Throughout his talk, he emphasized that it is imperative to deliver a concierge-level customer service experience to luxury homeowners, because they will not tolerate anything less. He said the Montage philosophy in the way employees at every level were expected to deal with luxury clients was founded in the four ‘S’es : stop (i.e., stop whatever you’re doing – “come off your ladder”), stand (i.e., make eye contact), smile, and provide a salutation. It is about “keeping clients close by, engaging with them, sending them hand-written notes, being their sounding board. It’s also about using consistent verbiage – ‘yes,’ not ‘yeah,’ ‘absolutely,’ not ‘no problem,’ and about owning a request – or a complaint. Apologize, even if it isn’t your fault.”

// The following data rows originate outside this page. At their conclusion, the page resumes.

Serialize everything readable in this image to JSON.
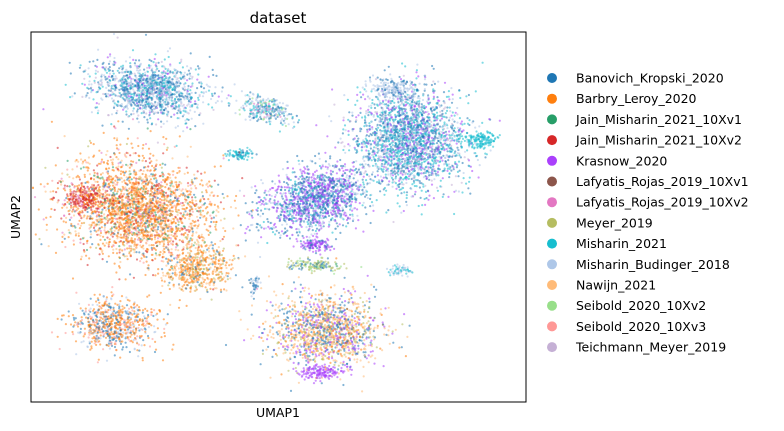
{
  "chart_data": {
    "type": "scatter",
    "title": "dataset",
    "xlabel": "UMAP1",
    "ylabel": "UMAP2",
    "grid": false,
    "ticks_shown": false,
    "legend_placement": "right, outside plot",
    "series": [
      {
        "name": "Banovich_Kropski_2020",
        "color": "#1f77b4"
      },
      {
        "name": "Barbry_Leroy_2020",
        "color": "#ff7f0e"
      },
      {
        "name": "Jain_Misharin_2021_10Xv1",
        "color": "#279e68"
      },
      {
        "name": "Jain_Misharin_2021_10Xv2",
        "color": "#d62728"
      },
      {
        "name": "Krasnow_2020",
        "color": "#aa40fc"
      },
      {
        "name": "Lafyatis_Rojas_2019_10Xv1",
        "color": "#8c564b"
      },
      {
        "name": "Lafyatis_Rojas_2019_10Xv2",
        "color": "#e377c2"
      },
      {
        "name": "Meyer_2019",
        "color": "#b5bd61"
      },
      {
        "name": "Misharin_2021",
        "color": "#17becf"
      },
      {
        "name": "Misharin_Budinger_2018",
        "color": "#aec7e8"
      },
      {
        "name": "Nawijn_2021",
        "color": "#ffbb78"
      },
      {
        "name": "Seibold_2020_10Xv2",
        "color": "#98df8a"
      },
      {
        "name": "Seibold_2020_10Xv3",
        "color": "#ff9896"
      },
      {
        "name": "Teichmann_Meyer_2019",
        "color": "#c5b0d5"
      }
    ]
  }
}
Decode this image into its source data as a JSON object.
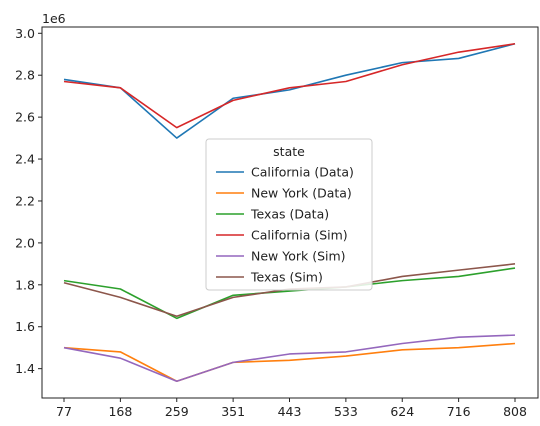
{
  "chart_data": {
    "type": "line",
    "title": "",
    "xlabel": "",
    "ylabel": "",
    "y_offset_label": "1e6",
    "categories": [
      "77",
      "168",
      "259",
      "351",
      "443",
      "533",
      "624",
      "716",
      "808"
    ],
    "ylim": [
      1.26,
      3.03
    ],
    "y_ticks": [
      1.4,
      1.6,
      1.8,
      2.0,
      2.2,
      2.4,
      2.6,
      2.8,
      3.0
    ],
    "y_tick_labels": [
      "1.4",
      "1.6",
      "1.8",
      "2.0",
      "2.2",
      "2.4",
      "2.6",
      "2.8",
      "3.0"
    ],
    "grid": false,
    "legend": {
      "title": "state",
      "placement": "center"
    },
    "series": [
      {
        "name": "California (Data)",
        "color": "#1f77b4",
        "values": [
          2.78,
          2.74,
          2.5,
          2.69,
          2.73,
          2.8,
          2.86,
          2.88,
          2.95
        ]
      },
      {
        "name": "New York (Data)",
        "color": "#ff7f0e",
        "values": [
          1.5,
          1.48,
          1.34,
          1.43,
          1.44,
          1.46,
          1.49,
          1.5,
          1.52
        ]
      },
      {
        "name": "Texas (Data)",
        "color": "#2ca02c",
        "values": [
          1.82,
          1.78,
          1.64,
          1.75,
          1.77,
          1.79,
          1.82,
          1.84,
          1.88
        ]
      },
      {
        "name": "California (Sim)",
        "color": "#d62728",
        "values": [
          2.77,
          2.74,
          2.55,
          2.68,
          2.74,
          2.77,
          2.85,
          2.91,
          2.95
        ]
      },
      {
        "name": "New York (Sim)",
        "color": "#9467bd",
        "values": [
          1.5,
          1.45,
          1.34,
          1.43,
          1.47,
          1.48,
          1.52,
          1.55,
          1.56
        ]
      },
      {
        "name": "Texas (Sim)",
        "color": "#8c564b",
        "values": [
          1.81,
          1.74,
          1.65,
          1.74,
          1.78,
          1.79,
          1.84,
          1.87,
          1.9
        ]
      }
    ]
  }
}
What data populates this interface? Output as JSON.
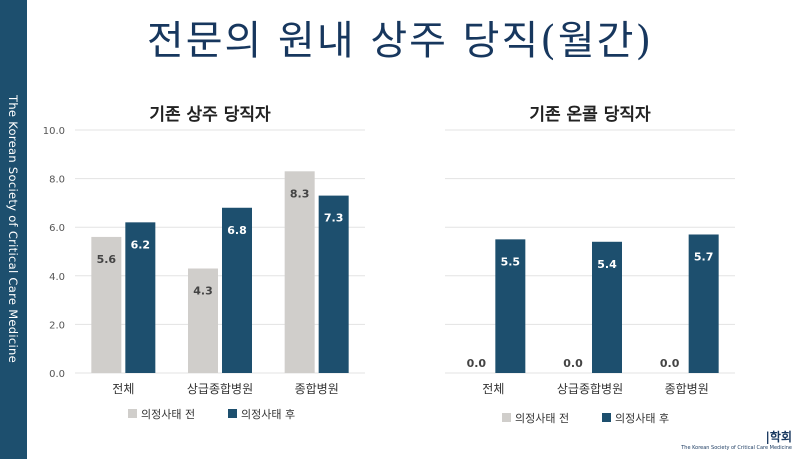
{
  "sidebar_text": "The Korean Society of Critical Care Medicine",
  "slide_title": "전문의 원내 상주 당직(월간)",
  "colors": {
    "before": "#d0cecb",
    "after": "#1d4f6e",
    "sidebar": "#1d4f6e",
    "title": "#17375e"
  },
  "chart_data": [
    {
      "type": "bar",
      "title": "기존 상주 당직자",
      "categories": [
        "전체",
        "상급종합병원",
        "종합병원"
      ],
      "series": [
        {
          "name": "의정사태 전",
          "values": [
            5.6,
            4.3,
            8.3
          ]
        },
        {
          "name": "의정사태 후",
          "values": [
            6.2,
            6.8,
            7.3
          ]
        }
      ],
      "ylim": [
        0,
        10
      ],
      "yticks": [
        "0.0",
        "2.0",
        "4.0",
        "6.0",
        "8.0",
        "10.0"
      ],
      "grid": true,
      "legend_position": "bottom"
    },
    {
      "type": "bar",
      "title": "기존 온콜 당직자",
      "categories": [
        "전체",
        "상급종합병원",
        "종합병원"
      ],
      "series": [
        {
          "name": "의정사태 전",
          "values": [
            0.0,
            0.0,
            0.0
          ]
        },
        {
          "name": "의정사태 후",
          "values": [
            5.5,
            5.4,
            5.7
          ]
        }
      ],
      "ylim": [
        0,
        10
      ],
      "grid": true,
      "legend_position": "bottom"
    }
  ],
  "footer": {
    "logo_text": "|학회",
    "org_name": "The Korean Society of Critical Care Medicine"
  }
}
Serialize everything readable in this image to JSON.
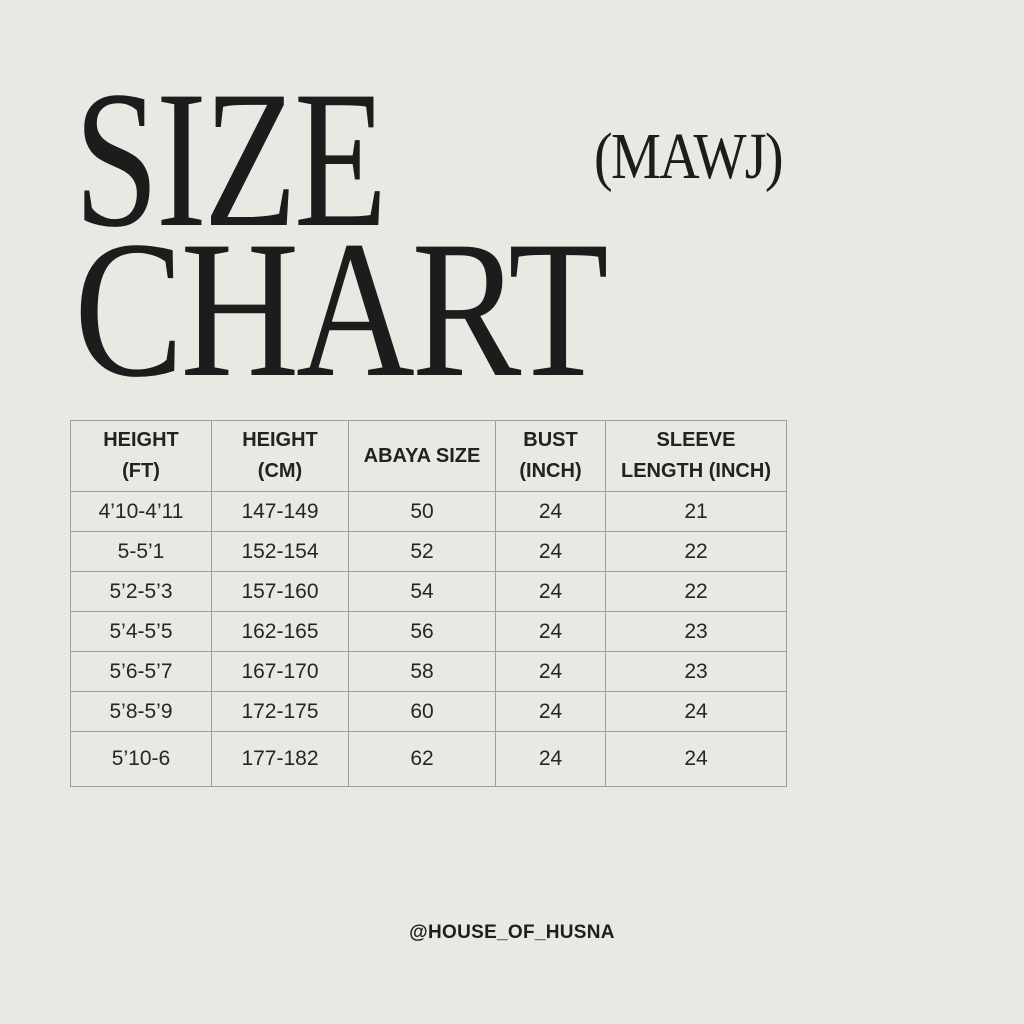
{
  "title": {
    "line1": "SIZE",
    "line2": "CHART",
    "subtitle": "(MAWJ)"
  },
  "table": {
    "headers": [
      [
        "HEIGHT",
        "(FT)"
      ],
      [
        "HEIGHT",
        "(CM)"
      ],
      [
        "ABAYA SIZE"
      ],
      [
        "BUST",
        "(INCH)"
      ],
      [
        "SLEEVE",
        "LENGTH (INCH)"
      ]
    ],
    "rows": [
      [
        "4’10-4’11",
        "147-149",
        "50",
        "24",
        "21"
      ],
      [
        "5-5’1",
        "152-154",
        "52",
        "24",
        "22"
      ],
      [
        "5’2-5’3",
        "157-160",
        "54",
        "24",
        "22"
      ],
      [
        "5’4-5’5",
        "162-165",
        "56",
        "24",
        "23"
      ],
      [
        "5’6-5’7",
        "167-170",
        "58",
        "24",
        "23"
      ],
      [
        "5’8-5’9",
        "172-175",
        "60",
        "24",
        "24"
      ],
      [
        "5’10-6",
        "177-182",
        "62",
        "24",
        "24"
      ]
    ]
  },
  "footer": {
    "handle": "@HOUSE_OF_HUSNA"
  }
}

A panel discussion moderated by Christian in the afternoon and including “technology architects” –consultants Andrew Southern of and Scott Marchand - addressed the role of these impartial experts in helping develop the scope and budget for a connected-home project. The technology integration industry is “the Wild West” to many in the designer and architect trades, said Southern, and specifiers like himself and Marchand are advisors who can help gain the trust of these disciplines.
“Architects want to love our industry,” said Marchand, “but they’re scared to death. There’s fear there. We assume they don’t care about our industry – but they do care about technology. They know they need us. So we need to be more than those AV dudes who show up late and ask to borrow a ladder – not be the battering ram that forces things in… Our job is to educate clients; we’re collaborators, not replacers… And what ends up happening is that clients are relaxed around us, and budgets even go up around us.”
The concluding session was a rousing talk by HQ Group’s CEO Dan Caulfield designed to help HTA members identify personality types among architects, designers and builders and tailor their approaches to most effectively zero in on what will satisfy their needs. “The Analytical Guy always needs more data. For the Driver Guy, it’s all about time and getting it done. The Expressive Guy is emotionally based and wants an audience. The Amiable Guy wants approval and assurance,” he offered. For all of these personalities, Caulfield said, “price doesn’t matter. It’s about learning the value you have to someone.”